Irish language in film increasing?

By Leah Kilby

In 2019 Arracht (meaning Monster), a historical drama depicting the struggles of the famine times in Ireland, was released. The film is set in Connemara and the story is told through the eyes of Colman. 

As can be assumed this film is not a lighthearted one as not only does it show the hardship people had to endure during the famine but depicts how people could become ‘monsters’ as the title suggests. It was well received, the Irish Times review giving it ⅘ stars.

“There is much in Arracht about the casual outrages of 19th-century imperialism. There is much about the eternal sorrows of the human condition.”

The film went on to win several awards in the Dublin Film festival, glasgow film festival and the American Golden Picture International Film Festival. It was also selected as the Irish entry for best International feature film in the 93rd Academy awards, however it did not receive the nomination.
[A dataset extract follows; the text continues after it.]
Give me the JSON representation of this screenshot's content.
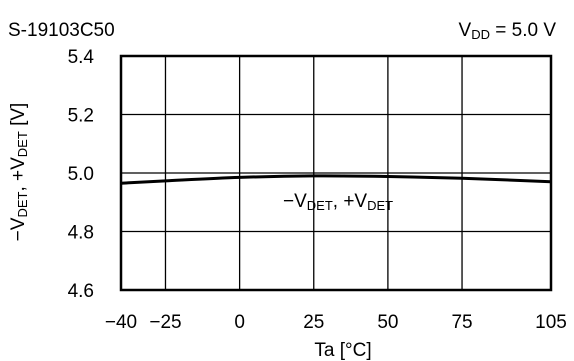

The main point of interest for this film is that it uses the native Irish language throughout. It is one of the latest films to be released in Irish. This makes it one of 30+ feature films that use the language. 

Other notable films in Irish include Song of the sea, an animated film where Brendon Gleeson reprised his role for the Irish language version. It was nominated for best animated feature at the 87th Academy awards.

In an Interview with Irish filmmaker, Paddy Hayes, for Screen Daily he suggested that with support and funding there could be more Irish language films to come. 

“There’s an element of coming of age generally in the film industry,” said Hayes. “The Irish language has been late to the party. That has been put to right to a great extent which is very exciting.”

The decline of the Irish language has been a topic often discussed, while mandatory to learn in school there are very few people that speak the language on a daily basis. A census published by the central statistics office in 2016 showed that 1,761,420 people in Ireland spoke Irish, however when asked how regularly they spoke it only 73,803 use Irish daily. 


Could more feature length films in Irish spark people’s interest to continue to use the language? This year funding for TG4 to produce five young contemporary drama series was given. In a press release they had this to say: 

“Our Cine4 partnership with Screen Ireland and BAI has already produced feature films of the highest quality and we believe that this new collaboration with Screen Ireland will lay the foundation which will allow multiple original and innovative drama series in the Irish language to emerge.”

The next few years it’s possible that we will see a rise in interest if these series are to be produced. It’s also possible with the current achievement Arracht and other Irish language films have made that more funding for similar projects might be encouraged.